Bem quizera crêr na existencia, n’elles, de um poder de reflexão, pois d’outro modo não sei explicar aquella postura tão extranha, aquelle ar philosopho, essa expressão quasi humana, — tão humana, que surprehende!

É que, de certo, sentem o valor do socego, da paz completa, do tranquillizador influxo da solidão, cujos ineffaveis encantos fascinam, penetram o organismo d’uma tepidez emolliente, dão este balsamo incomparavel: — a alegria de viver!
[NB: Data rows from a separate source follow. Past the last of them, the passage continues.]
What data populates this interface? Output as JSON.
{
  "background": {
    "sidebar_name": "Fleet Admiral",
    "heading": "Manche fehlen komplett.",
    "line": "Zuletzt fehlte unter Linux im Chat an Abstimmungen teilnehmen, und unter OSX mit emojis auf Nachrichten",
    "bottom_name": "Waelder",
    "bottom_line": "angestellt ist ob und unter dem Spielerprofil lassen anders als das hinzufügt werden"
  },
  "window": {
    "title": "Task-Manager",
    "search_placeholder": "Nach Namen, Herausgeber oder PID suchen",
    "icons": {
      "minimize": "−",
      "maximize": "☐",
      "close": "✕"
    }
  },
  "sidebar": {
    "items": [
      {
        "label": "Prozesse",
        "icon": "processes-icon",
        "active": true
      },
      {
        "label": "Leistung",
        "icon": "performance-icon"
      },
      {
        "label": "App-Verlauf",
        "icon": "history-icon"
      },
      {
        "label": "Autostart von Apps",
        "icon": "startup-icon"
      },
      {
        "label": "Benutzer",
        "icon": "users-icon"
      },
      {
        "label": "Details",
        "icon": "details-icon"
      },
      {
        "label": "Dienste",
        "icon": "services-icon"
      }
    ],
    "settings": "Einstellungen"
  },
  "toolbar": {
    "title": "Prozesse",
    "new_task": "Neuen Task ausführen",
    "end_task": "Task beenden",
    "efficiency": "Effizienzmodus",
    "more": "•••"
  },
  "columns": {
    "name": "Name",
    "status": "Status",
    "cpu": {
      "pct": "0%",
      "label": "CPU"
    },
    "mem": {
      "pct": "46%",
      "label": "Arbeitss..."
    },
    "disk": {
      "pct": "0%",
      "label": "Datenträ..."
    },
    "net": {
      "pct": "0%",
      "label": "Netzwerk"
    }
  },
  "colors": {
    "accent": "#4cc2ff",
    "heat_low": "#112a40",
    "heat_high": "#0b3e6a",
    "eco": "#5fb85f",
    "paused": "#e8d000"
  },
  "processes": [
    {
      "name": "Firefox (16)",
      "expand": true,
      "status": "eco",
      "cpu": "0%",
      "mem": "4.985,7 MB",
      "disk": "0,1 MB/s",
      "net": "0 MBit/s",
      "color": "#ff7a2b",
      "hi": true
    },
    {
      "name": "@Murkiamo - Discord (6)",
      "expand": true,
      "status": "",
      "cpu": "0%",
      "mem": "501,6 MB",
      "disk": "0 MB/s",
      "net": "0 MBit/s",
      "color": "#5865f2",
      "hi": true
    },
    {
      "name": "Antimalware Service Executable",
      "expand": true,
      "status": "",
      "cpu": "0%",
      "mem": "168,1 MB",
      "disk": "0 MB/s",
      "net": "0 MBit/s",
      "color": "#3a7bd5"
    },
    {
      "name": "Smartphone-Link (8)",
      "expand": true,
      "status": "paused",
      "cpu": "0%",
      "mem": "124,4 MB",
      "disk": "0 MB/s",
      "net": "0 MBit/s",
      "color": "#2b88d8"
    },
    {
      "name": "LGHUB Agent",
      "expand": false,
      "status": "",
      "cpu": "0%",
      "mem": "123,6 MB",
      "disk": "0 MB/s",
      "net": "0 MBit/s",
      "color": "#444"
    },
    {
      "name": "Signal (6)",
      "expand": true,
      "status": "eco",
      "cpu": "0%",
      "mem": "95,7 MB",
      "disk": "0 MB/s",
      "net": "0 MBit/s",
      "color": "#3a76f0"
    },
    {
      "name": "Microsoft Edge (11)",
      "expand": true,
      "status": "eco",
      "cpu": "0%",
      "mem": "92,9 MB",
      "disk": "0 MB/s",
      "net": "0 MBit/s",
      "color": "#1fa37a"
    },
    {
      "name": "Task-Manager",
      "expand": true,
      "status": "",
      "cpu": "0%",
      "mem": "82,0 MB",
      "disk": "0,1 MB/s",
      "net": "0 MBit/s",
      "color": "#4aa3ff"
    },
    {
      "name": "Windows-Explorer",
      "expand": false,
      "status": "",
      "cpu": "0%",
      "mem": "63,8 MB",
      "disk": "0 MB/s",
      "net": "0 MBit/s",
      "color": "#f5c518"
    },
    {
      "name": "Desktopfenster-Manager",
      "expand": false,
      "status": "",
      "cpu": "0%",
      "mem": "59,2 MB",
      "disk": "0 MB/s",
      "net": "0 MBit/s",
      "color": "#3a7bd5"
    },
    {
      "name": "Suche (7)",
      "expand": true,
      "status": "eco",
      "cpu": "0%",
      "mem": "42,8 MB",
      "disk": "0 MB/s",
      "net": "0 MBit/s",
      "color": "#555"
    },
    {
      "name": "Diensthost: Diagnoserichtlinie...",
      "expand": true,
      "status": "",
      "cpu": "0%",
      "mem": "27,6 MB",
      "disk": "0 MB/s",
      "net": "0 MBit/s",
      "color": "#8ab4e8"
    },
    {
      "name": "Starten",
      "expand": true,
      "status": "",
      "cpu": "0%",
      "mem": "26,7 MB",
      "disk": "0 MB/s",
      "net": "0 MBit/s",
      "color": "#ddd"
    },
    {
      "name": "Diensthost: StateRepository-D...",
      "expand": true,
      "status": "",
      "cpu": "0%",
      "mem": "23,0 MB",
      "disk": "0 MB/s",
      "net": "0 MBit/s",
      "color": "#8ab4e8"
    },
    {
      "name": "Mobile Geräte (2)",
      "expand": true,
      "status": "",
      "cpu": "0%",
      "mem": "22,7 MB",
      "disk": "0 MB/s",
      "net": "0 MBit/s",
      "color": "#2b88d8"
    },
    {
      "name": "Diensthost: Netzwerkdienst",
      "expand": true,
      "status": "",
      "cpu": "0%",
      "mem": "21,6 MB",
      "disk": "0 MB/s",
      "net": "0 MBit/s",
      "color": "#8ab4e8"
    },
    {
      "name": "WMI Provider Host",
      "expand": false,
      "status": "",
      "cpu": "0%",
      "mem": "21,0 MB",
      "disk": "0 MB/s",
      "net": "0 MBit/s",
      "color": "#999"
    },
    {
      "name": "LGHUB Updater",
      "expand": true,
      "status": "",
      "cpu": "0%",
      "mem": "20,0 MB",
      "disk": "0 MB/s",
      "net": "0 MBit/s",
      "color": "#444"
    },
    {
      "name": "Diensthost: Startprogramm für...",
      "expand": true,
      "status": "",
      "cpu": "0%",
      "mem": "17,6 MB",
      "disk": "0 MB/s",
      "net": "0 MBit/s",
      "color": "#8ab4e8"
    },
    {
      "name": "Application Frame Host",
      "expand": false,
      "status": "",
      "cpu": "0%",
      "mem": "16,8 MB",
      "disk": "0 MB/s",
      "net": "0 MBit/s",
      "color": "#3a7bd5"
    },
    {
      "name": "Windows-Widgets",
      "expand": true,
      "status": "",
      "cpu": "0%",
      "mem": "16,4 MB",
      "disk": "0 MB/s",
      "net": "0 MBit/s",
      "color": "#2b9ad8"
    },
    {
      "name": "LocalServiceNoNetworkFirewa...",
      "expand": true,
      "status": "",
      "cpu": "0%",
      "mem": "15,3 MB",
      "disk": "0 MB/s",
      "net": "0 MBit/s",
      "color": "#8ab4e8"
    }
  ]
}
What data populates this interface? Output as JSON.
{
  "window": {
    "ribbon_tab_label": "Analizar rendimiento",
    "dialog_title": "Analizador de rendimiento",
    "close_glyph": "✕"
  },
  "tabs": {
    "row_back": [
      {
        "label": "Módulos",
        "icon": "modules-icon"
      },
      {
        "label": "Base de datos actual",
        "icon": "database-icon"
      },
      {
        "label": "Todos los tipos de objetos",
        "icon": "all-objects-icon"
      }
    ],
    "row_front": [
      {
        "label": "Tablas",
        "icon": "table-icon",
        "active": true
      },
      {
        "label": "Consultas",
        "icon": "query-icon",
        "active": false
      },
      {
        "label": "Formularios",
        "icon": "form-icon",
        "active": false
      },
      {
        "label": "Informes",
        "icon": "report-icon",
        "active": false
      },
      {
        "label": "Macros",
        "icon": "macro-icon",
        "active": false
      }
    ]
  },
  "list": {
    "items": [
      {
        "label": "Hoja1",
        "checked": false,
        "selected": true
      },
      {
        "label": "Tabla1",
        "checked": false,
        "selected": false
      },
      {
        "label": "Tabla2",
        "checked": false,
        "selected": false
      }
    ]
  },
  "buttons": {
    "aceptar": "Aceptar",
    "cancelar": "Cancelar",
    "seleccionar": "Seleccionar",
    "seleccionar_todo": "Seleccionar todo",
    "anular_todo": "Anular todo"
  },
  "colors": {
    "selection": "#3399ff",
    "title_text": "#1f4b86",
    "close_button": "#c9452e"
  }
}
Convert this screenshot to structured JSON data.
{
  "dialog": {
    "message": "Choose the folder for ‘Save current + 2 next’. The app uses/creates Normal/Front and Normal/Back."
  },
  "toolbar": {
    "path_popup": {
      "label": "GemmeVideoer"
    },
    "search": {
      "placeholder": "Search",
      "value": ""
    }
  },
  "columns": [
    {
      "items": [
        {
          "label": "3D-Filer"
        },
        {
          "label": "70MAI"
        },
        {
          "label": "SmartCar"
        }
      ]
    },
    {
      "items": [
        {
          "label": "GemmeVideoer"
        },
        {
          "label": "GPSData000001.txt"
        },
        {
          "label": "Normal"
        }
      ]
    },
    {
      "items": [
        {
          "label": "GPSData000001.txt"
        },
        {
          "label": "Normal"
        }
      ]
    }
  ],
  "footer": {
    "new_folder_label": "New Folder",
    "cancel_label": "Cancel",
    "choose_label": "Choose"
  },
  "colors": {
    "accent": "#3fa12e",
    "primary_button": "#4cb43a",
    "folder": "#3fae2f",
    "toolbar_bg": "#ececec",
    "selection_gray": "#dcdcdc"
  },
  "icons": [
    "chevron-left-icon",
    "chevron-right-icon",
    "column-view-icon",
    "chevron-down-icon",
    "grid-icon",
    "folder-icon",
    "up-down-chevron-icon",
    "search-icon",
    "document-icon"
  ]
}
E como assim não acontecer, visto que as aves são as dominadoras do espaço, os habitantes da matta, onde é de todo sensivel o poder do isolamento, d’esta situação, que póde ser considerada egoista e destruidora, porém que o meu espirito acaba de começar a comprehender, a reverenciar, a amar com descompassados enthusiasmos, porque vae-lhe perscrutando os largos arcanos de poesia e alento philosophico, o vigor que insufla a mente para aprofundar-se no estudo subjectivo, no conhecimento do eu, a desillusão a que arrasta-nos em relação ás pequenas miserias odientas do mundo postiço dos falsos e dos pretensos civilizados?...

Gloria ao isolamento! Bemdita sejas, ó grande floresta amazonica, osculada pela ardente paixão do sol, toda sonora dos folguedos da passarada chilreante, rica de estranhos mysterios e de mysteriosas riquezas inestimaveis!